In our incipient two band case, it is more complicated to draw a simple conclusion. However, as we have shown above, after replacing ${N}_{h}\to {N}_{h}^{{eff}}$, all the formulas are the same as in the case of the standard ${s}_{{he}}^{+-}$-wave state. The remaining question is whether the inverse relation $\tfrac{{N}_{h}^{{eff}}}{{N}_{e}}\approx \tfrac{| {{\rm{\Delta }}}_{e}| }{| {{\rm{\Delta }}}_{h}| }$ is still hold or not, and we found that this relation is still hold in the incipient ${s}_{{he}}^{+-}$-state with numerical calculations [16, 17]. With the susceptibilities equation (B.16) together with the gap equations (5) in the main text in the limit ${{\rm{\Delta }}}_{a}\to 0$, we have calculated T_c in figure 7 with non-magnetic impurity scattering. For convenience of parametrization, we used the impurity scattering rate parameter ${\rm{\Gamma }}={n}_{{\rm{imp}}}/(\pi {N}_{{\rm{tot}}})$ with ${N}_{{\rm{tot}}}=({N}_{h}+{N}_{e})$ in figure 7 instead of using the physically more relevant parameter ${\rm{\Gamma }}={n}_{{\rm{imp}}}/(\pi {N}_{{\rm{tot}}})$ with ${N}_{{\rm{tot}}}=({N}_{h}^{{\rm{eff}}}+{N}_{e})$, which is a complicate function of ε_b.

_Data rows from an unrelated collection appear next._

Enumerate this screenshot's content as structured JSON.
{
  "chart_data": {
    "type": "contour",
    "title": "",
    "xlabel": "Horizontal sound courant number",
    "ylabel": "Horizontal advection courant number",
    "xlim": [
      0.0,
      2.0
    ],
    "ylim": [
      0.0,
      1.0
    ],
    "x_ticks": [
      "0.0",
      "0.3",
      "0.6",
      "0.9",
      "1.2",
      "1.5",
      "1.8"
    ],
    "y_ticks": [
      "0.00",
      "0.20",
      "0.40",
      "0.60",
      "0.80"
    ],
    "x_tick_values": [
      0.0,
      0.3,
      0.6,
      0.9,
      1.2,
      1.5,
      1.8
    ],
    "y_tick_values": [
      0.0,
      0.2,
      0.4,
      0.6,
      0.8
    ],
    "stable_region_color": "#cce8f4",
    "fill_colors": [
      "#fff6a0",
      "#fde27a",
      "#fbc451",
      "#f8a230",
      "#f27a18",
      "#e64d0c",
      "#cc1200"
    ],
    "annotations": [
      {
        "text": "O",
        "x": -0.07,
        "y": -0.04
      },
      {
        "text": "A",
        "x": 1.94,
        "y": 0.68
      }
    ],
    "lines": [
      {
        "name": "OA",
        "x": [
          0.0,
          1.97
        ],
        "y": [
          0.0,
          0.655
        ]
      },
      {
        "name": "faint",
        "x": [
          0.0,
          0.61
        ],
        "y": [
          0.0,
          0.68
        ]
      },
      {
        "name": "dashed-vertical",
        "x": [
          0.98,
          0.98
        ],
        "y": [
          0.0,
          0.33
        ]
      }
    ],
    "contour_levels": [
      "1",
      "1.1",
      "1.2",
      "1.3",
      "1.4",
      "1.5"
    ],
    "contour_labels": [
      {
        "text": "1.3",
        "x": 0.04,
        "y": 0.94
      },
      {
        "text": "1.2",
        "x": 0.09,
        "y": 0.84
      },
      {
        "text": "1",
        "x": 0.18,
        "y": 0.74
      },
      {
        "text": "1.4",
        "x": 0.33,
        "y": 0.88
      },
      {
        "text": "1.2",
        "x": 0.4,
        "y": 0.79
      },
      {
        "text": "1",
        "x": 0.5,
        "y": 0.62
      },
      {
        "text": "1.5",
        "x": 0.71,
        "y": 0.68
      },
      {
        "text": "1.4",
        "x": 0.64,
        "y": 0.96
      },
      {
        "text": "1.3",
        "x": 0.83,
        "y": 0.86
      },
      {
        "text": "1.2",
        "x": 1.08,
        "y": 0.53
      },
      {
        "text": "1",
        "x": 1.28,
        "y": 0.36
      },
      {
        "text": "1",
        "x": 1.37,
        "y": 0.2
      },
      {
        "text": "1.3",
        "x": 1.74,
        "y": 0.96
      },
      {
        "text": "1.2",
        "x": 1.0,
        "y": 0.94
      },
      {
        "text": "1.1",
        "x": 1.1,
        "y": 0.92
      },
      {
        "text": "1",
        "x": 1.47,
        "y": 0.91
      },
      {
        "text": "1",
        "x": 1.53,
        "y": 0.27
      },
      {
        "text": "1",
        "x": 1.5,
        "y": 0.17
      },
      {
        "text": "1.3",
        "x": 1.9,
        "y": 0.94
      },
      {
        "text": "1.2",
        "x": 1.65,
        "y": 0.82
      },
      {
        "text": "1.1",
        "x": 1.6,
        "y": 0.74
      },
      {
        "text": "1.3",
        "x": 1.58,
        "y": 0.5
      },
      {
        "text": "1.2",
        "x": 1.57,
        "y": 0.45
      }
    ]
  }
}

Noticing that ${N}_{e1}={N}_{e2}$ and ${{\rm{\Delta }}}_{e1}={{\rm{\Delta }}}_{e2}$ (see figure 2(a)), the above formulas for the two band incipient ${s}_{{he}}^{-+}$-case can be used only with the replacement of ${N}_{e}=2{N}_{e1,e2}$. And the result of T_c-suppression is qualitatively the same as the incipient two band ${s}_{{he}}^{+-}$-state.

Noticing that this is a d-wave (nodeless) state (see figure 2(c)), it is always ${\delta }_{a=e1,e2}=0$, hence results in the maximum T_c-suppression as in a standard d-wave case.

Finally, the most focused pairing state of this paper, the three band ${s}_{e1e2}^{++}$-state, having ${{\rm{\Delta }}}_{e1}={{\rm{\Delta }}}_{e2}$ with the same sign and Δ_h = 0, this state is the same as the single band s-wave state, hence should satisfy the Anderson's theorem [36] of the T_c-invariance with the time-reversal invariant disorders such as the non-magnetic impurities.